寅三は石鹸を泡立て、久我の顔に濃密な泡を広げた。


「倒します」


視界が失われ、久我は沈黙の世界へ。


寅三は、本ハガネの剃刀を手に取った。

刃は月明かりのように冷たく、美しい。


剃刀が喉元に置かれる。


久我の呼吸が止まる。


「ジョリ……」


産毛が削ぎ落とされる音が、静寂を切り裂く。


「ジョリ、ジョリ、ジョリ……」


そのリズムは、久我が二十年前に毎日磨いていた“床掃除”のリズムと同じだった。


剃刀が顎の下、耳の後ろ、眉間を滑るたび、久我の心に溜まっていた“執着”が泡と共に剥がれ落ちていく。


寅三は、久我の喉仏のすぐ傍をなぞった。


「……ここです。
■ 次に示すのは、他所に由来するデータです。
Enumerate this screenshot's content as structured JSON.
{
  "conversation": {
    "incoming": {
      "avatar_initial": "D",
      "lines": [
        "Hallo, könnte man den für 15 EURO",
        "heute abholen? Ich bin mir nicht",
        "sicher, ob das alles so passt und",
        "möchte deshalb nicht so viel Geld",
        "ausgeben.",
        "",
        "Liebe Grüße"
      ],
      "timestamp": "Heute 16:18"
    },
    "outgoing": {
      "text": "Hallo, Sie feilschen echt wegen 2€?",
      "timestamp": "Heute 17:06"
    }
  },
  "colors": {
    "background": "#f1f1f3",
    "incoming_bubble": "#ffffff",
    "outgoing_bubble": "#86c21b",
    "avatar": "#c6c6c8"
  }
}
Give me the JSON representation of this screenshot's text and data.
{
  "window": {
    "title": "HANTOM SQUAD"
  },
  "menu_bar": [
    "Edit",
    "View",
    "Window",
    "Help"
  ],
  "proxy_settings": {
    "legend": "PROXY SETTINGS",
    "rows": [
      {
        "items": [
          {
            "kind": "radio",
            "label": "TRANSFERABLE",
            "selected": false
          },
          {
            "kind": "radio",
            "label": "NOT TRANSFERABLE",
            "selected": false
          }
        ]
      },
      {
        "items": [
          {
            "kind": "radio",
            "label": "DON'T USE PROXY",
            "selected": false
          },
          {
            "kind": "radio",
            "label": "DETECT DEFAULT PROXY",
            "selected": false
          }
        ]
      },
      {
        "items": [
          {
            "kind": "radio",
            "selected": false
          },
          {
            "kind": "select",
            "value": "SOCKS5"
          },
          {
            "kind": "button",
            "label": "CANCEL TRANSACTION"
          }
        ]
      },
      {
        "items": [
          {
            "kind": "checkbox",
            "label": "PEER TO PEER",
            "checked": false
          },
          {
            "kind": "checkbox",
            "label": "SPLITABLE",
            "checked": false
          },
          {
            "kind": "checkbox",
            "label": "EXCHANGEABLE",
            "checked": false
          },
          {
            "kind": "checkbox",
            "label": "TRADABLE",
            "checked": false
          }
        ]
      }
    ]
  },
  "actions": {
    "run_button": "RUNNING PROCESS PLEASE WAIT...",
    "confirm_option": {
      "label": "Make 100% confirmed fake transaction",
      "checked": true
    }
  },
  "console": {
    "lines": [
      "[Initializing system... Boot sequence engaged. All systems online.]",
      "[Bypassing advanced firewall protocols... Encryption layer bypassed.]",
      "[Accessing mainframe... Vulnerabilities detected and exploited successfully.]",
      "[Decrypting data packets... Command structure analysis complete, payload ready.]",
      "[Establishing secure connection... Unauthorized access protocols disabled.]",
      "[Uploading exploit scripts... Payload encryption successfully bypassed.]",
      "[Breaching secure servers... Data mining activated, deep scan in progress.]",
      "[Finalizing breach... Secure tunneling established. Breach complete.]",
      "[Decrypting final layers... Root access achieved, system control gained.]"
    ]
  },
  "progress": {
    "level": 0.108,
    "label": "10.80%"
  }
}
あなたが最後まで父に見せなかった“無防備な自分”。

あなたは自分を守るためにハサミを握っていた。

でも理髪師は、客を守るためにハサミを握るんです」


最後の一掻き。


熱いタオル、そして冷たいタオル。

熱と冷の衝撃が、久我の魂を再鋳造する。


---


6. 二十年越しの決着


「……終わりました」


ネックペーパーを外す。

カサリ――二十年の因縁に終止符を打つ音。


クロスを外し、椅子を回転させる。


鏡の中には、荒んだ風来坊ではなく、

短く整えられた髪と凛々しい眉を持つ、一人の“男”がいた。


久我は、しばらく無言で鏡を見つめた。

剃り上げられた顎を撫で、目を閉じる。


「……負けだ。完敗だよ、寅三」


声は穏やかだった。


「……善造の野郎。俺にじゃなく、お前にすべてを遺しやがった。……いや、俺が受け取れなかっただけか」


久我は立ち上がり、五千円札を置いた。

そして懐から、一丁の古い錆びたハサミを取り出す。


「……これは、あの日に置いていくべきだったもんだ。預けておく。

いつか、俺が本当に“理髪師”に戻れたら、返しに来る」


久我は振り返らずに店を出た。


カラン、コロン……。


ベルの音が、静かな余韻となって店内に漂う。


寅三は、古いハサミを手に取り、父の遺影の前にそっと供えた。


窓の外では、西宮の夜が深まり、冷たい星が輝いていた。

サインポールは変わらぬリズムで回り続ける。


継承されるもの。

変えなければならないもの。


寅三は、自分の指先の感覚を確かめるようにハサミを動かした。


鏡の曇りは、もうどこにもなかった。


そこには、次の時代の白川理髪店を背負う、一人の理髪師の横顔が映っていた。